Any loan received under the William D. Ford Federal Direct Loan (Direct Loan) Program qualifies for PSLF.

Loans from these federal student loan programs don’t qualify for PSLF: the Federal Family Education Loan (FFEL) Program and the Federal Perkins Loan (Perkins Loan) Program. However, they may become eligible if you consolidate them into a Direct Consolidation Loan.

Student loans from private lenders do not qualify for PSLF.

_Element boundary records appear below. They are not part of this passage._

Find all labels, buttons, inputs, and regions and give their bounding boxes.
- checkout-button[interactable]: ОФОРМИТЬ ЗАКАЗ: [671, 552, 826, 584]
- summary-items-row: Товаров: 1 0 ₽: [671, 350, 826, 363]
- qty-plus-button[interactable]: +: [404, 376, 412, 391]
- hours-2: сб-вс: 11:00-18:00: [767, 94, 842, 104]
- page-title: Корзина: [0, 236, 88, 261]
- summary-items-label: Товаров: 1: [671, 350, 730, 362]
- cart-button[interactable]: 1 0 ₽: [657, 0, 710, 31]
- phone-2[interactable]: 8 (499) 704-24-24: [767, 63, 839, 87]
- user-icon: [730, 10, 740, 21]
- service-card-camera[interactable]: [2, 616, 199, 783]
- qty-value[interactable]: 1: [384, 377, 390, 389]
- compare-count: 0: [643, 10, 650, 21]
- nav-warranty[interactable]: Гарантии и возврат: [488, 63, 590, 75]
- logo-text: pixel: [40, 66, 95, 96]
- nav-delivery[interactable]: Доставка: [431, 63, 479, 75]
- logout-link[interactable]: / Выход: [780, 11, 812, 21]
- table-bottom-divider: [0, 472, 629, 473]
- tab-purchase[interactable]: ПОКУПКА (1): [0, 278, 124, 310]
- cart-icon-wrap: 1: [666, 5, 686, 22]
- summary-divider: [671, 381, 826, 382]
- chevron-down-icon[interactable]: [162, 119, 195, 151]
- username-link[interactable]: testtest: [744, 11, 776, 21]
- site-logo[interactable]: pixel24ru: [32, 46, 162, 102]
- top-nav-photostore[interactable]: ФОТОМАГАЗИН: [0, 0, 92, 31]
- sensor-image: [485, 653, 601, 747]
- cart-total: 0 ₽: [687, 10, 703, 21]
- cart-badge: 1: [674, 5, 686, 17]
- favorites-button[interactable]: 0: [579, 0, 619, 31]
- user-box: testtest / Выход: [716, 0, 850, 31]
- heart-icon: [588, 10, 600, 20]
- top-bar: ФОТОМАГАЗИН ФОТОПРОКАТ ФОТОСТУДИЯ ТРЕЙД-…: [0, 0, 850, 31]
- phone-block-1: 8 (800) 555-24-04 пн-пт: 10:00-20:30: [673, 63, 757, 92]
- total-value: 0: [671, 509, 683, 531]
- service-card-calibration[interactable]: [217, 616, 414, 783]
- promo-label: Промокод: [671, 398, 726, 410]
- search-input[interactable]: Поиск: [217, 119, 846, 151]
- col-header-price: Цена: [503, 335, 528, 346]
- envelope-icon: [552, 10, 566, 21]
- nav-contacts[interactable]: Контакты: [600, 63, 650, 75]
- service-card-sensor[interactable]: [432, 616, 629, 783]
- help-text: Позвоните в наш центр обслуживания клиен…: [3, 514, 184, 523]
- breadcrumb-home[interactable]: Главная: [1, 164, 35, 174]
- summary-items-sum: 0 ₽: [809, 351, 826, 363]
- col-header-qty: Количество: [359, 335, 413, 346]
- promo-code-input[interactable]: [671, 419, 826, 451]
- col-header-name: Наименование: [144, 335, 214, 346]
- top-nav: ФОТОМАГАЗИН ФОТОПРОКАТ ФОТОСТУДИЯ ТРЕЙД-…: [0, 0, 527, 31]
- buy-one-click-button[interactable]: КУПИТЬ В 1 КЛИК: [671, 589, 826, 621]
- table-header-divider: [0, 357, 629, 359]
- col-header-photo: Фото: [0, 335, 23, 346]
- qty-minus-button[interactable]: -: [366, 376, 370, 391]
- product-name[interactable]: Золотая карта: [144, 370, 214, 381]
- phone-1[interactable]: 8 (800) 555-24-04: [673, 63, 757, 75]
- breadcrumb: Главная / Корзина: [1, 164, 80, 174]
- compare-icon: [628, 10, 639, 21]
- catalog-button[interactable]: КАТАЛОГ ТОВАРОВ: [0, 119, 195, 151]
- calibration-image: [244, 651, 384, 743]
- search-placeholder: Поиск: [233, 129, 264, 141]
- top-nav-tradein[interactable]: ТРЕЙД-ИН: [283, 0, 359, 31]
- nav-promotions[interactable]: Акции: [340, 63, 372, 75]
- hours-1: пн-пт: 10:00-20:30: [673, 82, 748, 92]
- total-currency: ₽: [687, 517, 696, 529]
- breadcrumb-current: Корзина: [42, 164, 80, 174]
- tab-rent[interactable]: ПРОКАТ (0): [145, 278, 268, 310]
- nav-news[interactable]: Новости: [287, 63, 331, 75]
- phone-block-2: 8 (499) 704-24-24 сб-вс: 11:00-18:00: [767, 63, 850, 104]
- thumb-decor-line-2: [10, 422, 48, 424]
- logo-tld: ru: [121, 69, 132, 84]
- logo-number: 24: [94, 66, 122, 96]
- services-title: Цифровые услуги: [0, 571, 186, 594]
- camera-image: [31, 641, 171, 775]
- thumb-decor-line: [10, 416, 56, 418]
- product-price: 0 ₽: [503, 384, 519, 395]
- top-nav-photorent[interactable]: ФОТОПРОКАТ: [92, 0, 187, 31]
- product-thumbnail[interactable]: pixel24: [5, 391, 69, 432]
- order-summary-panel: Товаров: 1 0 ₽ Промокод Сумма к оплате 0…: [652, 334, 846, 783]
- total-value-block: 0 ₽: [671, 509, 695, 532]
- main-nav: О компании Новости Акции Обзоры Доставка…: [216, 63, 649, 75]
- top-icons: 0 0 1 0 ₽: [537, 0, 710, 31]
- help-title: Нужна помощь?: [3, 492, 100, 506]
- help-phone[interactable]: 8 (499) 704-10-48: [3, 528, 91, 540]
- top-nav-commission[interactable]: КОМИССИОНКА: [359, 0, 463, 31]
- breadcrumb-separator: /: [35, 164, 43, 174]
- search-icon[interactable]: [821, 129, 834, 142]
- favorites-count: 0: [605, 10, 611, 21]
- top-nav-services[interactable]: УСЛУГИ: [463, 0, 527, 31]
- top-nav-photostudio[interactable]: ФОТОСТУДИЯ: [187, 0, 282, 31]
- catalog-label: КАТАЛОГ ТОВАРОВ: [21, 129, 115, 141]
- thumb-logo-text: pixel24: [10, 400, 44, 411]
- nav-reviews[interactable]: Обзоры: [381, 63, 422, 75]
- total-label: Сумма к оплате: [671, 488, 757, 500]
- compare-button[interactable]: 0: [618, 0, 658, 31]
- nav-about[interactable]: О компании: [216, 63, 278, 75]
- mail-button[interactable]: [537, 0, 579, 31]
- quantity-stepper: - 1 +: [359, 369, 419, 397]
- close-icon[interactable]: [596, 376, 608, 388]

Under normal PSLF Program rules, if you consolidate your loans, only qualifying payments that you make on the new Direct Consolidation Loan can be counted toward the 120 payments required for PSLF. Any payments you made on the loans before you consolidated them don’t count. However, if you consolidate these loans into a Direct Loan before October 31, 2022, you may be able to receive qualifying credit for payments made on those loans through the limited PSLF waiver. 

Qualifying Payments

A qualifying monthly payment is a payment that you make

  • after Oct. 1, 2007;
  • under a qualifying repayment plan;
  • for the full amount due as shown on your bill;
  • no later than 15 days after your due date; and
  • while you are employed full-time by a qualifying employer.

Most of the PSLF qualifying payment rules have been suspended through October 31, 2022. Under this temporary waiver, you may get credit for payments you’ve made on loans that would not normally qualify for PSLF. These payments will count even if you didn’t pay the full amount or on-time. However, only payments made after Oct. 1, 2007 can count as qualifying payments. For more information, visit the limited PSLF waiver page.

You can make qualifying monthly payments only during periods when you’re required to make a payment. Therefore, you can’t make a qualifying monthly payment while your loans are in

  • an in-school status,
  • the grace period,
  • a deferment, or
  • a forbearance.

If you want to make qualifying payments, but you’re in a deferment or forbearance, contact your federal student loan servicer to waive the deferment or forbearance. However, you can still receive credit toward PSLF during the COVID-19 payment pause.

Your 120 qualifying monthly payments don’t need to be consecutive. For example, if you have a period of employment with a nonqualifying employer, you will not lose credit for prior qualifying payments you made.